Via Kevin Drum: http://motherjones.com/kevin-drum
A lot of people believe that if you, say, travel to Europe, all you have to do is force yourself to stay up all day on your first day and you’ll be OK. You won’t be. Here’s why: twice a day your body releases stimulants that wake you up. This is (awkwardly) called “clock dependent alerting,” and it happens once around 6 am and again around 7 pm or so — though this varies from person to person. So when I travel from California to Paris, even if I stay up all day and get to sleep just fine at midnight, around 4 am I’ll wake up. And for the next three hours, no matter how hard I try, I can’t get back to sleep. Around 6 or 7 am I can, but by then it’s time to wake up. Result: I’m completely wiped out for the rest of the day.
So here’s the answer: sleeping pills. Get a good quality prescription sleeping pill and take it when you go to bed even if you don’t need it to fall asleep. You don’t. You need it to stay asleep. I now take a sleeping pill every night for about a week (plus one on the plane over) when I travel to Europe, and it’s like a damn miracle. I literally have no jet lag at all.

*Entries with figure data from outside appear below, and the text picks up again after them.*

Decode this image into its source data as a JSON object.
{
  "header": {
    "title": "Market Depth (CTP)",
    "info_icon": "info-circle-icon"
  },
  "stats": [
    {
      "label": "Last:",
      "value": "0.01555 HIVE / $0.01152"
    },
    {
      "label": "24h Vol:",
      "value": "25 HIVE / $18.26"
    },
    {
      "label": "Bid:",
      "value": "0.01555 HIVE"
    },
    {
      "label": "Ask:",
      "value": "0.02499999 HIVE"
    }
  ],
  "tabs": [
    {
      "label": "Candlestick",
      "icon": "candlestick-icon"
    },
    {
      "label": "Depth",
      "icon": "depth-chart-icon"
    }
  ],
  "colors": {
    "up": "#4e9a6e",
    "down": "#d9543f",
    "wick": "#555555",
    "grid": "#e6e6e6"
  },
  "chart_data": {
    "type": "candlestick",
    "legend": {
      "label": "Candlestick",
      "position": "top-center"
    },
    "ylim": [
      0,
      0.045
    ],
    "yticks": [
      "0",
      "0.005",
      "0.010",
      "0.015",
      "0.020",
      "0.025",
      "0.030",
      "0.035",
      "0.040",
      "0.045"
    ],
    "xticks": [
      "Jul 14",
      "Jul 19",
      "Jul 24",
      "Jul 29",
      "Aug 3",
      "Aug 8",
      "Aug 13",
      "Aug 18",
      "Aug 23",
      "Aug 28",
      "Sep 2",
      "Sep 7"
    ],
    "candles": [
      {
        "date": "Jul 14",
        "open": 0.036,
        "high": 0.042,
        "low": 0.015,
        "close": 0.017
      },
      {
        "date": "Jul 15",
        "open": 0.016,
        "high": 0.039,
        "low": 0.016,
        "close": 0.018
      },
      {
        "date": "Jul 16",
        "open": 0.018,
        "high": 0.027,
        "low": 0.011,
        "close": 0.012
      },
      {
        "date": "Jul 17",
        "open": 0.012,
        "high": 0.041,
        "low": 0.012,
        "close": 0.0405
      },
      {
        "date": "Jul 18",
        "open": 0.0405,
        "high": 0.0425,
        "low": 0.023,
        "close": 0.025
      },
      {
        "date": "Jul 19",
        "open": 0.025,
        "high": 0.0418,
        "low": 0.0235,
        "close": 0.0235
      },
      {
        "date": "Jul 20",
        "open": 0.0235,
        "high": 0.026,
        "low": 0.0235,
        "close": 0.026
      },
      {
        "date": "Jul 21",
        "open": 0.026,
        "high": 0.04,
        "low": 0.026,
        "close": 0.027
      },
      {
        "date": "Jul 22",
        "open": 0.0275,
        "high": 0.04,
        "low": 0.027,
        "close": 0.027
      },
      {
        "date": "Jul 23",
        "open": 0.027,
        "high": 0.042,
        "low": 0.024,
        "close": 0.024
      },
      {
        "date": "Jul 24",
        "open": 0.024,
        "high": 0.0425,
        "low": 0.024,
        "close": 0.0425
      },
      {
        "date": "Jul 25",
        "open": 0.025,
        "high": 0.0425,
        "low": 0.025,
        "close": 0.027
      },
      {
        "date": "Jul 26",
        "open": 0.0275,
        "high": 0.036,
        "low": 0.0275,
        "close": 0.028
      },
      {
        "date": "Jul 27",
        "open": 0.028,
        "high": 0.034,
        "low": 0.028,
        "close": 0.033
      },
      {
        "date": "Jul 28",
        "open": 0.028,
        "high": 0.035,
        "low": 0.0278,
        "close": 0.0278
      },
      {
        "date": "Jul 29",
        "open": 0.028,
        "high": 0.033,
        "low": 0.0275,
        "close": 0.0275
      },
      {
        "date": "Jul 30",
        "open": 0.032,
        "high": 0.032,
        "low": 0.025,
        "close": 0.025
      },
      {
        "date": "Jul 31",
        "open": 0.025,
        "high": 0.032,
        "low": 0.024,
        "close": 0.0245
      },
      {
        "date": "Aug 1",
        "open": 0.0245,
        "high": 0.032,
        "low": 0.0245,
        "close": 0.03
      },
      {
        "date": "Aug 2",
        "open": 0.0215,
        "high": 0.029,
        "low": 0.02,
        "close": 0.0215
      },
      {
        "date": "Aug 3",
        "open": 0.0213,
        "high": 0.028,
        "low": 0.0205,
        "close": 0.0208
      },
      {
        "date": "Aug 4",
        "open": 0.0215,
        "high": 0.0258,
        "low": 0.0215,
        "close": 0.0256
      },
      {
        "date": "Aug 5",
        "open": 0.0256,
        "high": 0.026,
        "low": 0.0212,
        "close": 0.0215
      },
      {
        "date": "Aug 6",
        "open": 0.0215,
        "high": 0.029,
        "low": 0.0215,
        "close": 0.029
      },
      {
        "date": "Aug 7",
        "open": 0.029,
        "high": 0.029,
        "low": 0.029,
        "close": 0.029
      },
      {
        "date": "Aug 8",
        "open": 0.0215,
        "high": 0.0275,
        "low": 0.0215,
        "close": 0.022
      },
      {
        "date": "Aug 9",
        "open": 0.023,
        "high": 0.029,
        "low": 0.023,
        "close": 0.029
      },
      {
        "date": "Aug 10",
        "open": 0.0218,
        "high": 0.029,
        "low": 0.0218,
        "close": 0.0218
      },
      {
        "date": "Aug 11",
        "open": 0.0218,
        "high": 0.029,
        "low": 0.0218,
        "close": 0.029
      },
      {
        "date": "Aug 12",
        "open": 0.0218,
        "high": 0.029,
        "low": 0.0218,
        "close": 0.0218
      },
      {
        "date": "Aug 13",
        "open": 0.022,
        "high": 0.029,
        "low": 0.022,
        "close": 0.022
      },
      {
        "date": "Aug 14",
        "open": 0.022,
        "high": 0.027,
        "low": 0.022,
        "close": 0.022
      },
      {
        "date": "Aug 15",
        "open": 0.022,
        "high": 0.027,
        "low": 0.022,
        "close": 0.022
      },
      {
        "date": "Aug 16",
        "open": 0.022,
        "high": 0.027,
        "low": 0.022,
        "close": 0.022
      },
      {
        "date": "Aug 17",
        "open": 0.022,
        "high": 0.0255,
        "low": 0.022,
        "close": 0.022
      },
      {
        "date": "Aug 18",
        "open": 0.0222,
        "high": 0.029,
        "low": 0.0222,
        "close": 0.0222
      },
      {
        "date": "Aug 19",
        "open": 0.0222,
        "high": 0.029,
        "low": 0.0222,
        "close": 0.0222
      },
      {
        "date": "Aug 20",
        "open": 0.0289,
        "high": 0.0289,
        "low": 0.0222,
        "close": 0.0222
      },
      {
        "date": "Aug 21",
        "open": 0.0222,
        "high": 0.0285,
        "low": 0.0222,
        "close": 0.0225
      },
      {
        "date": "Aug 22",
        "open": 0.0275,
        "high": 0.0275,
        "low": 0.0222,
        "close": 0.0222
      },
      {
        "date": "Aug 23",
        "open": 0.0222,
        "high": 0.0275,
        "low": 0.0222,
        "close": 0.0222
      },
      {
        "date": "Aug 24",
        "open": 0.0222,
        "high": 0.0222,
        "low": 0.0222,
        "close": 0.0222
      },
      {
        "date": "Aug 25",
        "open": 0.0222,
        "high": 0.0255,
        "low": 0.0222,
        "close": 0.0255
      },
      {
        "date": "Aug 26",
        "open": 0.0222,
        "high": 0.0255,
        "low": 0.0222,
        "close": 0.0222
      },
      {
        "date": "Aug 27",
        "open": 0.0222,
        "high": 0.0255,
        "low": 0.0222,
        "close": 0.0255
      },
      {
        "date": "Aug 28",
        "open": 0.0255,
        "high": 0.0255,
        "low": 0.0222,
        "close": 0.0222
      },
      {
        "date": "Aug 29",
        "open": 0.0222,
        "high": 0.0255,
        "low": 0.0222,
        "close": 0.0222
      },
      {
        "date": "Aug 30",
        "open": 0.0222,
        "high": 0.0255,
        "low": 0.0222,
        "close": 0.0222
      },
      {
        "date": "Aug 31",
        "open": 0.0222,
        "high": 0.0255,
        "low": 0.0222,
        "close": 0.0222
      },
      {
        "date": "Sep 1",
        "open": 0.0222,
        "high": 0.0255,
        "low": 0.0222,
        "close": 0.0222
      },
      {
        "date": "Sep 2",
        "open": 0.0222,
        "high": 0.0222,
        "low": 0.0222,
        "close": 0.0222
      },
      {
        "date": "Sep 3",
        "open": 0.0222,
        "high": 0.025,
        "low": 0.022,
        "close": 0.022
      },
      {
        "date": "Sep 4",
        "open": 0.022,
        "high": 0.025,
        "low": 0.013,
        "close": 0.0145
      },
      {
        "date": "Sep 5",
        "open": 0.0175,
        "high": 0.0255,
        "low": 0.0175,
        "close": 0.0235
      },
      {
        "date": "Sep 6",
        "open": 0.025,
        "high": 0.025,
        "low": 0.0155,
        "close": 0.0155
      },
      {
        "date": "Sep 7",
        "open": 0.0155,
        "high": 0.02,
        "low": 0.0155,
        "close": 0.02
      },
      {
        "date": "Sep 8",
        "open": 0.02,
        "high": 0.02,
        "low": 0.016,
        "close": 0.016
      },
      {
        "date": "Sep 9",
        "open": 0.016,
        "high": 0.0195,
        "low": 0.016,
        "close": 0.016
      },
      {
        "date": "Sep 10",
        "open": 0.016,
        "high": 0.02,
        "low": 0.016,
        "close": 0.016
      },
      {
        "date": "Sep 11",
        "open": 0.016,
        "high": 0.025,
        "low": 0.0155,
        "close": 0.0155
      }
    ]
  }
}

(Obviously this depends a lot on where you’re traveling to and from. Going from LA to New York, for example, I take a pill because my evening stimulant rush hits around 10 pm and won’t let me get to sleep before 1 or 2 am. So in this case, the pill does help me get to sleep rather than keeping me asleep. If you’re traveling from the East Coast to Europe, ditto. If you’re traveling west, it’ll be something else. But the arithmetic is fairly easy to figure out. However, you really can hardly go wrong by just taking a pill an hour before bedtime and not fussing over it.)